Turkish mathematician and teacher

Yomtov Bonjour Garti (2 September 1915 – 21 February 2011) was a Turkish mathematician and a teacher of mathematics, physics and cosmography in Istanbul, Turkey.

==Life==

Yomtov Garti was born in Kadıköy, at the Asian part of Istanbul (Ottoman Empire, later to become Turkey). His father Maer Garti was a veterinarian doctor, who died in the typhus epidemics during the World War I, while serving in the Ottoman Army.

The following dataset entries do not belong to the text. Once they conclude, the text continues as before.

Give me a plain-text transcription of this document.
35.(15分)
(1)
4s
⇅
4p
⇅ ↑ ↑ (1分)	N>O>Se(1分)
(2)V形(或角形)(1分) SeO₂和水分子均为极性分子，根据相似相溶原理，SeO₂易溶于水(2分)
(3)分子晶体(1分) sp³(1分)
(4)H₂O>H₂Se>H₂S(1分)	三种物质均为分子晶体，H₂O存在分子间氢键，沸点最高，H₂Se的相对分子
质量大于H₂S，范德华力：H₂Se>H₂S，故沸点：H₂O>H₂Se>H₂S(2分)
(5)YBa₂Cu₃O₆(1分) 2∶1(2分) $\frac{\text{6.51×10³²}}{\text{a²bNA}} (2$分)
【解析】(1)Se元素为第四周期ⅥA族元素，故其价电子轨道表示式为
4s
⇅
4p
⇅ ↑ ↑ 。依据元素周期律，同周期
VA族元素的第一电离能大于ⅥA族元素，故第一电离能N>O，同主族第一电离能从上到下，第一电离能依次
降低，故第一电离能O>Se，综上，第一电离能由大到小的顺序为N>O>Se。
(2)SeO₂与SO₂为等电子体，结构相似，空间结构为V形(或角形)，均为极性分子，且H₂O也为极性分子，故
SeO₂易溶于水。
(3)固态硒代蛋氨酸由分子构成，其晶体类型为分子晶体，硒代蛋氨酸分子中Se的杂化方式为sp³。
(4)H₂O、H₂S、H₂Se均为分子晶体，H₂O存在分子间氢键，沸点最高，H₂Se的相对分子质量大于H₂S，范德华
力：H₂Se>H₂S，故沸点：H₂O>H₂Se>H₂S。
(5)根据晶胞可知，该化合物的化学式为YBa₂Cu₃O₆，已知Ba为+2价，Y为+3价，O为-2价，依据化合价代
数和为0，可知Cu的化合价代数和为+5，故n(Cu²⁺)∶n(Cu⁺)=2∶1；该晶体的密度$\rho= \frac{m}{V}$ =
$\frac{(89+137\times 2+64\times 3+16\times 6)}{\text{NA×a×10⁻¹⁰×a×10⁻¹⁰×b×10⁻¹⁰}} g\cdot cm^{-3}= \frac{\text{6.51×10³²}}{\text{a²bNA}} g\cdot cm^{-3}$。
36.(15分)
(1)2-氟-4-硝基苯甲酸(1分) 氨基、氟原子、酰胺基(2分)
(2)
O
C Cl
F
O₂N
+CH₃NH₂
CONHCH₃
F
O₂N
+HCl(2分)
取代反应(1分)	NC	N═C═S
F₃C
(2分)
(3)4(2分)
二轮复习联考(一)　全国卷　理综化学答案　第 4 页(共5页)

Yomtov Garti was educated at the French high school Lycée Saint-Joseph, Istanbul . After graduating from the Department of Mathematics and Physics of Istanbul University, he was approached by the famous mathematician Richard Edler von Mises, who was then located in Istanbul and proposed him a PhD position. Garti's PhD was on statistics and probability theory tutored by Richard Edler von Mises and William Prager.

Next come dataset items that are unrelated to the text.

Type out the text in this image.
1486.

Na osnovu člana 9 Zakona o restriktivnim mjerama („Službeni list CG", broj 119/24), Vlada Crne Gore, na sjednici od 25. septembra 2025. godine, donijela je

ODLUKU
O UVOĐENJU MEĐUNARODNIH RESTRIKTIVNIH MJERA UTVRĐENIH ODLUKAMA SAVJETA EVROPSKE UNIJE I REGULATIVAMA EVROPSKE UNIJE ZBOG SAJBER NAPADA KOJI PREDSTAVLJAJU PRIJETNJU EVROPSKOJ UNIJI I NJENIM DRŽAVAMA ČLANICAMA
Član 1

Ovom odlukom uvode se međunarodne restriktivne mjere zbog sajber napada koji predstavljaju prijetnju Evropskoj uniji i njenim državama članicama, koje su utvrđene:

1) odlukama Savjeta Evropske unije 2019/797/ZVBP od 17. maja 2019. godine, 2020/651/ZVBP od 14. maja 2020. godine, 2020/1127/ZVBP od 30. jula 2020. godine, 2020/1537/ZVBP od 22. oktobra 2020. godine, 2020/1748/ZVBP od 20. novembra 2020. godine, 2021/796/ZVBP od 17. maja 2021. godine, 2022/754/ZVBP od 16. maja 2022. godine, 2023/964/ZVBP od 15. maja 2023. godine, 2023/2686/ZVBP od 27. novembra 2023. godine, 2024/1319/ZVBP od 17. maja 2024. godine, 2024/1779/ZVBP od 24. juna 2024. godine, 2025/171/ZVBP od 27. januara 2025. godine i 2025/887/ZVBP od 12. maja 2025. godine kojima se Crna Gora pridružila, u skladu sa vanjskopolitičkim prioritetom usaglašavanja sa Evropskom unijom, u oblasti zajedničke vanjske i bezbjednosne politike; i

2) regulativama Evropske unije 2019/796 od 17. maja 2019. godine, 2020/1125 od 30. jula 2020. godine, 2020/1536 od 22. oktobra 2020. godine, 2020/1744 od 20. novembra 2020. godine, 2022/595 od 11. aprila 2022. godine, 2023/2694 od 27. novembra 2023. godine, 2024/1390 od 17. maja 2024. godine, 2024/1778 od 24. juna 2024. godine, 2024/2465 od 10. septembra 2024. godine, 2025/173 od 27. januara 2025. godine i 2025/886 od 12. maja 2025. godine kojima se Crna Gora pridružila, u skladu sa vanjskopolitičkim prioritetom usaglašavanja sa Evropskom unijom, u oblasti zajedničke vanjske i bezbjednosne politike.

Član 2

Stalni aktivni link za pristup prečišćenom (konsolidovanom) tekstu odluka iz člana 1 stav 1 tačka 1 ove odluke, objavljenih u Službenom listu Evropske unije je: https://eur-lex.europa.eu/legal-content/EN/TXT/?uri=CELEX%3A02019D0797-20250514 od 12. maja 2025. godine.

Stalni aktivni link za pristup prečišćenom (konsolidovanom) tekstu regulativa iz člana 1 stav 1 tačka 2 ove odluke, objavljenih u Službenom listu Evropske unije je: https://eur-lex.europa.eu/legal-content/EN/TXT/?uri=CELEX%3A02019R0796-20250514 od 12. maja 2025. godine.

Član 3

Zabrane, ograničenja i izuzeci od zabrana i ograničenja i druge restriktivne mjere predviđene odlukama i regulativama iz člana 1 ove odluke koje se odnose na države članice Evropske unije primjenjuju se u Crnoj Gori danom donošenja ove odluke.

Yomtov Garti received his PhD in 1939, as the first PhD student of von Mises and third PhD of Turkey. He later published his findings in an article (Garti, 1940), which is a generalization of initial distributions to n dimensions published in (cited in). Garti served as an assistant for a summer to Harry Dember, a professor in the Institute of Applied Physics in Istanbul. After receiving his doctoral degree in 1939, he started to teach at famous high schools in Istanbul. In 1954, he presented an article to Richard von Mises in a book published in his honor.
Yomtov Garti continued teaching until age 92. He died, at the age of 96 in 2011. All main newspapers of Turkey announced the loss of “The teacher of teachers”. At his funeral, the several generations of students overfilled the Hemdat Israel Synagogue at Kadıköy, Istanbul.

==Career==

Yomtov Garti became a renowned mathematics teacher in Istanbul. He thought mathematics and physics to thousands of students over six decades, in several famous schools, namely Galatasary High School (Galatasaray Lisesi), Haydarpaşa High School, Lycee Saint-Joseph Istanbul, and Notre Dame de Sion Lisesi. He also thought in Musevi Lisesi and Boğaziçi Üniversity.
Yomtov Garti was rewarded the title of “Chevalier” of “Ordre des Palmes Academiques” by the French Government in recognition of his educational work in French schools in Turkey.

==Publications==

- Garti, Y., 1940. Les lois de probabilité pour les fonctions statistiques (cas de collectifs à plusieurs dimensions). Revue Mathématique de l’Union Interbalkanique 3, 21–39.
- Garti Y, Consoli T. 1954. Sur la densite de probabilite du produit de variables aleatoires de Pearson du type III. In: Studies in mathematics and mechanics presented to Richard von Mises. Academic Press, New York. pp 301–309.